Ty never knew how long it took to get through Lucifer's fear to the rational animal beneath. He only knew that he was sweating as hard as the stallion before Lucifer finally stopped struggling and allowed himself to be calmed by the voice and hands whose gentleness had never varied throughout the pitched, silent struggle.
"How the hell did she ever hold you long enough to get the blindfold on?" Ty wondered aloud as he and Lucifer eyed each other warily. "Or were you just used to her smell?"
The stallion's dark, dark eyes regarded Ty with an intelligence that was almost tangible. There was no malevolence, no sense of a feral eagerness to find an opening and strike. There was simply an alertness that had been bred into the horse's very bones and had been honed by living in the wild.
"Wonder who your mammy was, and your daddy, too. They sure as hell weren't bangtail ridge runners. You've a lot of the great barb in you, and maybe some Tennessee walking horse thrown in. My daddy would have traded every stud he ever owned to get his hands on you, and he would have considered it a bargain at twice the price. You're all horse, Lucifer. And you're mine now."

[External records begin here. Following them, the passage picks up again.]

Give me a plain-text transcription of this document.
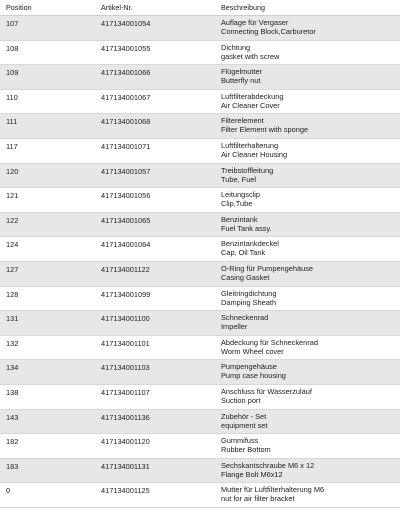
Position	Artikel-Nr.	Beschreibung
107	417134001054	Auflage für Vergaser
Connecting Block,Carburetor
108	417134001055	Dichtung
gasket with screw
109	417134001066	Flügelmutter
Butterfly nut
110	417134001067	Luftfilterabdeckung
Air Cleaner Cover
111	417134001068	Filterelement
Filter Element with sponge
117	417134001071	Luftfilterhalterung
Air Cleaner Housing
120	417134001057	Treibstoffleitung
Tube, Fuel
121	417134001056	Leitungsclip
Clip,Tube
122	417134001065	Benzintank
Fuel Tank assy.
124	417134001064	Benzintankdeckel
Cap, Oil Tank
127	417134001122	O-Ring für Pumpengehäuse
Casing Gasket
128	417134001099	Gleitringdichtung
Damping Sheath
131	417134001100	Schneckenrad
Impeller
132	417134001101	Abdeckung für Schneckenrad
Worm Wheel cover
134	417134001103	Pumpengehäuse
Pump case housing
138	417134001107	Anschluss für Wasserzulauf
Suction port
143	417134001136	Zubehör - Set
equipment set
182	417134001120	Gummifuss
Rubber Bottom
183	417134001131	Sechskantschraube M6 x 12
Flange Bolt M6x12
0	417134001125	Mutter für Luftfilterhalterung M6
nut for air filter bracket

Lucifer's ears flicked and his eyes followed each motion Ty made.
"Well, you're half mine," Ty amended. "There's a certain stubborn girl who owns a piece of you whether she admits it or not. But don't worry, son. If you can't take the tame life, I'll set you free just like I promised. I don't mind telling you, though, I hope I don't have to. I left some fine mares with Logan. I'd love to take you up to Wyoming and keep you long enough to have at least one crop of foals from you."